How to request access to one’s medical record and how should it be communicated?

The patient can submit a request to a health professional or the person in charge of the institution or to any person designated for this purpose.

Access to one’s medical record can be allowed on site, with the possibility of obtaining a copy of it. The medical record may also be sent by post by registered letter with acknowledgement of receipt.

The GDPR requires that the exercise of this right be free of charge. Fees may however be charged to cover the cost of sending the mail and the cost of reproduction generated by the request. Such must of course remain reasonable.

In order to not disclose sensitive information to the wrong person, the health professional or health-care establishment must verify the identity of the requester and/or recipient,  or control the quality of the doctor designated as an intermediary.

The health professional or health-care establishment must provide the medical record as soon as possible, and in any event within 48 hours, after having observed a reflection period, and no later than 8 days following the request. If the requested information is more than 5 years old, or when the matter is referred to the Departmental Psychiatric Care Commission, the deadline is extended to 2 months.

What information can be communicated to the applicant?

All the following data can be communicated to the patient:

– data that are formalized and have contributed to the development and monitoring of diagnosis and treatment or preventive action;

– data that are the subject of written exchanges between health professionals: results of examinations, reports of consultations, interventions, exploration, or hospitalization, therapeutic protocols and prescriptions implemented, monitoring sheets, correspondence between health professionals.

However, information mentioning a third party who is not involved in therapeutic care or information concerning such a third party cannot be mentioned or must be obscured, so that it is impossible to know the identity of this third party.

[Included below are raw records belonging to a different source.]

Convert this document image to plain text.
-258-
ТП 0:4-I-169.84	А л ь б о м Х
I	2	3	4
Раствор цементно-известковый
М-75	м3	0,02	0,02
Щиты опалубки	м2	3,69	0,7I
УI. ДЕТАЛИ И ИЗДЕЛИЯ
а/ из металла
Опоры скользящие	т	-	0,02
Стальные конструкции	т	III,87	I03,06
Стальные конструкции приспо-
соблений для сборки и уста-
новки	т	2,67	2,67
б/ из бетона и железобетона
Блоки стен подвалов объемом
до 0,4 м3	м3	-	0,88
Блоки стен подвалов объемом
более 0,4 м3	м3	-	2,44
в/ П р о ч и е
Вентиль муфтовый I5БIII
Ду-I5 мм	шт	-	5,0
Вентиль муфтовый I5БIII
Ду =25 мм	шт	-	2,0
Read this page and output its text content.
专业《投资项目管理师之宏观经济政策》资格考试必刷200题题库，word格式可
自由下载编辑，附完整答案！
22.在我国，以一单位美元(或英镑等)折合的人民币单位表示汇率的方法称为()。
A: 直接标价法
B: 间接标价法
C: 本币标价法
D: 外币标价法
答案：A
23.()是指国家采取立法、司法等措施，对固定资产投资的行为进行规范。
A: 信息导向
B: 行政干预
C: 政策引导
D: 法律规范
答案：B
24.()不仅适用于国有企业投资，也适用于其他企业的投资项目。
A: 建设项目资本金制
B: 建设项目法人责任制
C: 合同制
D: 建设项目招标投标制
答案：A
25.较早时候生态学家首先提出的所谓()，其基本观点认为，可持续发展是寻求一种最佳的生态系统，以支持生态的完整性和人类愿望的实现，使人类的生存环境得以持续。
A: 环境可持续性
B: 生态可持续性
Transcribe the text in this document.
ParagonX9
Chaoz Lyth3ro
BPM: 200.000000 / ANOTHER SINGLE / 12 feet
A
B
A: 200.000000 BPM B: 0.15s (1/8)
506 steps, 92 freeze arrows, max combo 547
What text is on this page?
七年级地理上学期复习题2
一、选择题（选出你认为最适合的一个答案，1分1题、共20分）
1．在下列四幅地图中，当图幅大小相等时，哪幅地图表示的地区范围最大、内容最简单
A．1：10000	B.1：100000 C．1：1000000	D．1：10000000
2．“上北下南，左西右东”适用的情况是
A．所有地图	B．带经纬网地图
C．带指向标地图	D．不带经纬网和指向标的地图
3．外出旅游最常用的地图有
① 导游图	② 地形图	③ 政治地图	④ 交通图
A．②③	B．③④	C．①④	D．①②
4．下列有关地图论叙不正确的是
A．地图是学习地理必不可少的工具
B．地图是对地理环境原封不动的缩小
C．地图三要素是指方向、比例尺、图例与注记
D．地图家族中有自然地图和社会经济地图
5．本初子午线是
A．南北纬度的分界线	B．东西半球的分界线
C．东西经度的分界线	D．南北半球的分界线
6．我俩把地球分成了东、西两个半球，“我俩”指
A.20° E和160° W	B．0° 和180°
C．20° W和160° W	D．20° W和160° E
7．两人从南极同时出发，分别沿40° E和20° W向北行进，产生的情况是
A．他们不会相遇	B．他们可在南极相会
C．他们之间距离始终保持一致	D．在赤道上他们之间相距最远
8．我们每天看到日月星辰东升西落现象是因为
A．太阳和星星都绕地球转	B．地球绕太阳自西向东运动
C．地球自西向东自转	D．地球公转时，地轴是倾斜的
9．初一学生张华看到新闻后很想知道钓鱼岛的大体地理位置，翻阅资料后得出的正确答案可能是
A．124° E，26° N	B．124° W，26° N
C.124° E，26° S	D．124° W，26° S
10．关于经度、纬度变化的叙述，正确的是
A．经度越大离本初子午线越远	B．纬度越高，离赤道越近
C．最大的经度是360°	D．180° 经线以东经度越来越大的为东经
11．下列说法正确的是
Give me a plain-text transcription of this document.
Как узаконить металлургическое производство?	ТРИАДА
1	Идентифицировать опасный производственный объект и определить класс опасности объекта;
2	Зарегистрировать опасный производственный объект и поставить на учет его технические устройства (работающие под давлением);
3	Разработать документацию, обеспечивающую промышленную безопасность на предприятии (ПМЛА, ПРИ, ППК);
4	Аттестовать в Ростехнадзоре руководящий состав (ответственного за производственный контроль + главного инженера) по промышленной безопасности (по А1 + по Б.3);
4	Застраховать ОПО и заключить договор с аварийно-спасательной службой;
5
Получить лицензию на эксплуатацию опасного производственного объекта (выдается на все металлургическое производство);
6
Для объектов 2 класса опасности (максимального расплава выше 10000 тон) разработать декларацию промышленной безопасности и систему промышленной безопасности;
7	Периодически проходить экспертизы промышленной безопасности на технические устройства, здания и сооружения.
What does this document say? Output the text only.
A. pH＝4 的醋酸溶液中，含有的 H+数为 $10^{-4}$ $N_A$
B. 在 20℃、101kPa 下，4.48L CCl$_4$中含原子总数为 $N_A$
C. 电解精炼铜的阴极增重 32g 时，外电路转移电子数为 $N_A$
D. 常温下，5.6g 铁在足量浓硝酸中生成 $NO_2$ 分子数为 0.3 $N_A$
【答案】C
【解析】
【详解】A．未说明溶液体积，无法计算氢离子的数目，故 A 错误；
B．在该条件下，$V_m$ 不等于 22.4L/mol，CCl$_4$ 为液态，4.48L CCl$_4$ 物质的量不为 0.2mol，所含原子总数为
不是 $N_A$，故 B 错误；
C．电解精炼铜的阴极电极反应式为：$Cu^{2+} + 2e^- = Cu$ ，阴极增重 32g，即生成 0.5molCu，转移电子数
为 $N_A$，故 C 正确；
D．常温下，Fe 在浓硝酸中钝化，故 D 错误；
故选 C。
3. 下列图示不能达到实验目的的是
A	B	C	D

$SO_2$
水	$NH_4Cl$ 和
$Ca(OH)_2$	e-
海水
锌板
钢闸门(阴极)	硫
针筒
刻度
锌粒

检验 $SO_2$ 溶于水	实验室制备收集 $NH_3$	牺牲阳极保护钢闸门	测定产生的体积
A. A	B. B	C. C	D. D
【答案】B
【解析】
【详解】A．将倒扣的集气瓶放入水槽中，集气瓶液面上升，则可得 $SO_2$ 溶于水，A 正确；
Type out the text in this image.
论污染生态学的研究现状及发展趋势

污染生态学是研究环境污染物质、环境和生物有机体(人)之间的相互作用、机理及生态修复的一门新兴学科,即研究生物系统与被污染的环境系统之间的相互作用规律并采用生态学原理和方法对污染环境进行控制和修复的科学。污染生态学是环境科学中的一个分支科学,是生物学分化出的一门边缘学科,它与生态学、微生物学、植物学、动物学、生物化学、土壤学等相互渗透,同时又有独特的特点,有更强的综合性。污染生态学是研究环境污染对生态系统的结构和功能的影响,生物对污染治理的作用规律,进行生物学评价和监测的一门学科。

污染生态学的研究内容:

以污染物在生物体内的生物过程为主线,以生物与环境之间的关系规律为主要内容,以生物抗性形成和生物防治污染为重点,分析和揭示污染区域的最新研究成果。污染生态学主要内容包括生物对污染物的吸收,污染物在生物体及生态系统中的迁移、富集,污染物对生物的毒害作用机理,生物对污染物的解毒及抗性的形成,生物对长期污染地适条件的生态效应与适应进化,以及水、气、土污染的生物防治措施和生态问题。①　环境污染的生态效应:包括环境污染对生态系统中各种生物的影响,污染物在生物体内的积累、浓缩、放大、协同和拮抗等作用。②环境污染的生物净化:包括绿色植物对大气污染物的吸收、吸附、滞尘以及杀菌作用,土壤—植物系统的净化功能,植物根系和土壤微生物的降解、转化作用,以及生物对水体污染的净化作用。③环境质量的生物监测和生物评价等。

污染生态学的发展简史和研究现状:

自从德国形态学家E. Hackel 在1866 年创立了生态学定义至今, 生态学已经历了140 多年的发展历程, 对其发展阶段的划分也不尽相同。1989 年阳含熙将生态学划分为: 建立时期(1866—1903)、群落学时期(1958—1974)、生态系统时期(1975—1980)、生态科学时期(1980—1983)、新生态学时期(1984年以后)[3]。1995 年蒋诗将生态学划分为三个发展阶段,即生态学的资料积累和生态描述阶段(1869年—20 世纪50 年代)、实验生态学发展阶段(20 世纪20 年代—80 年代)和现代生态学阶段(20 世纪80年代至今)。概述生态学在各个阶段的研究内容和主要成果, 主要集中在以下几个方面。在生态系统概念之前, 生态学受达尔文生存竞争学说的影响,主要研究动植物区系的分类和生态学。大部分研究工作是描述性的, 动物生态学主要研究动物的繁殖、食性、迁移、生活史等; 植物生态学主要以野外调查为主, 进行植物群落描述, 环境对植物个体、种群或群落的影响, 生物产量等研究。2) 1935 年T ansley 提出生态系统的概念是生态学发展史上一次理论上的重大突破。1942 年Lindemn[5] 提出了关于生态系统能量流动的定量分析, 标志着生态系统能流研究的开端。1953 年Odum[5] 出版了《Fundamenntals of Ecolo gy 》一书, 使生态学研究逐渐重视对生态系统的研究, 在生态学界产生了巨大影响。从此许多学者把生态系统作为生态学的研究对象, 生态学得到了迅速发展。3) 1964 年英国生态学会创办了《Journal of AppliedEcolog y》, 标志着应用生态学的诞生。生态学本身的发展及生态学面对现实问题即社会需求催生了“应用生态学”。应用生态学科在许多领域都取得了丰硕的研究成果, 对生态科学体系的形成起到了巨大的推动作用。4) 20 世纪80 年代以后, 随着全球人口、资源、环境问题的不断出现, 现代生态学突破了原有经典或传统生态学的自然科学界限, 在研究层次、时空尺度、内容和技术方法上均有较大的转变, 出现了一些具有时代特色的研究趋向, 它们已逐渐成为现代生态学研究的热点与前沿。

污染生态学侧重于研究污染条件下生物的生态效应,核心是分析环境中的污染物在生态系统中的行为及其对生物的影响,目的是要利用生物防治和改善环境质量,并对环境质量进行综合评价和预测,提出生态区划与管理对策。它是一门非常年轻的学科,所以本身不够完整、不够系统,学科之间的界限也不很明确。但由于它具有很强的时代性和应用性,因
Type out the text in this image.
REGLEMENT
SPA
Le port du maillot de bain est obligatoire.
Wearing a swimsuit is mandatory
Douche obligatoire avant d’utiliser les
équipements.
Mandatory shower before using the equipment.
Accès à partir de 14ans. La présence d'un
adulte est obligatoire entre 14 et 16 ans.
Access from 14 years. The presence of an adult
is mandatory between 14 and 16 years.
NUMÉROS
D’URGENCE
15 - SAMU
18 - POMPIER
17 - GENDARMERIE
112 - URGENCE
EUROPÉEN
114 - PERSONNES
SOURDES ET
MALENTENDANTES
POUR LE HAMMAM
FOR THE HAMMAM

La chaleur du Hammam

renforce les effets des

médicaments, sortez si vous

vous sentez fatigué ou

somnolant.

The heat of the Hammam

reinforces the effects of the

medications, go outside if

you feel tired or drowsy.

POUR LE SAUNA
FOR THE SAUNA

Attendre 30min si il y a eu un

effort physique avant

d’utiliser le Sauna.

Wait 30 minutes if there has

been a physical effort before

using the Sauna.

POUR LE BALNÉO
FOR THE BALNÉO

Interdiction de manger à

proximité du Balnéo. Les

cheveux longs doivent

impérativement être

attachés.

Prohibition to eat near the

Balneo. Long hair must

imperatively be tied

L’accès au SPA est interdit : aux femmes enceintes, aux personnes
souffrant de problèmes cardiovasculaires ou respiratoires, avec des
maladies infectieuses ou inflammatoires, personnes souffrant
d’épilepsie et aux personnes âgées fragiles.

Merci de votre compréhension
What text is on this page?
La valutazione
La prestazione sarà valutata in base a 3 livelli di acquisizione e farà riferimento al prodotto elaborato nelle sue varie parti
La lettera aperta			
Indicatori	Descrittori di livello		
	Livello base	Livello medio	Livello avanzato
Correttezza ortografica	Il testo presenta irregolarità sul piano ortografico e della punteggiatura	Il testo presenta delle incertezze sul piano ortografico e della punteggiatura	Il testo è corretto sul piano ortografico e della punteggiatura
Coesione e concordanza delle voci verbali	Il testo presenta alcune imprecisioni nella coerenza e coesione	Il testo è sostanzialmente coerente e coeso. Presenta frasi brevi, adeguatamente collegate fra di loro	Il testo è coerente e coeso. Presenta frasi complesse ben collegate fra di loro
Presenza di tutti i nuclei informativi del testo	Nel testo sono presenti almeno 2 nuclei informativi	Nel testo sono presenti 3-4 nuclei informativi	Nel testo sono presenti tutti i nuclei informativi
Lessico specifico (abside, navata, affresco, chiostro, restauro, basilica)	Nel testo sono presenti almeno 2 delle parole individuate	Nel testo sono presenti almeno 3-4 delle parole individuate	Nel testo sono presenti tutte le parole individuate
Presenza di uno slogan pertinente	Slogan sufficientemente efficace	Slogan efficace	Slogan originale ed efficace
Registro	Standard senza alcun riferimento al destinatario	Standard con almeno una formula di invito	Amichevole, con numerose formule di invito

What if the patient only exercises his or her right of access within the meaning of the GDPR to a health-care establishment and/or a health professional?

If a patient presents himself to the secretariat of a health-care establishment and wishes to exercise his/her right of access, what personal data can the latter have access to?

Indeed, the question will then arise as to whether the health-care establishment, as the person in charge of treatment, must send him or her his or her medical file but also all the other personal data concerning him or her, such as appointments, hospital stays, meals taken during hospitalisation, the names of the doctors consulted, invoices issued following the various procedures, bank details, contact details of the person concerned, and many others.

Thus, each health professional must reflect on this situation: if a patient does not specify the right he wishes to exercise, should he be given access only to his medical file or to all the data hold about them?

Indeed, the boundary between the right of access to one’s medical record and the right of access enshrined by GDPR is not defined. It therefore appears necessary, in particular in order not to be punished for failure to respond to a request for a right of access (Article R. 625-11 of the Criminal Code), that the health professional should endeavour to obtain from his patient the necessary details that will enable him to respond effectively to the latter’s request – and in accordance with the applicable regulation.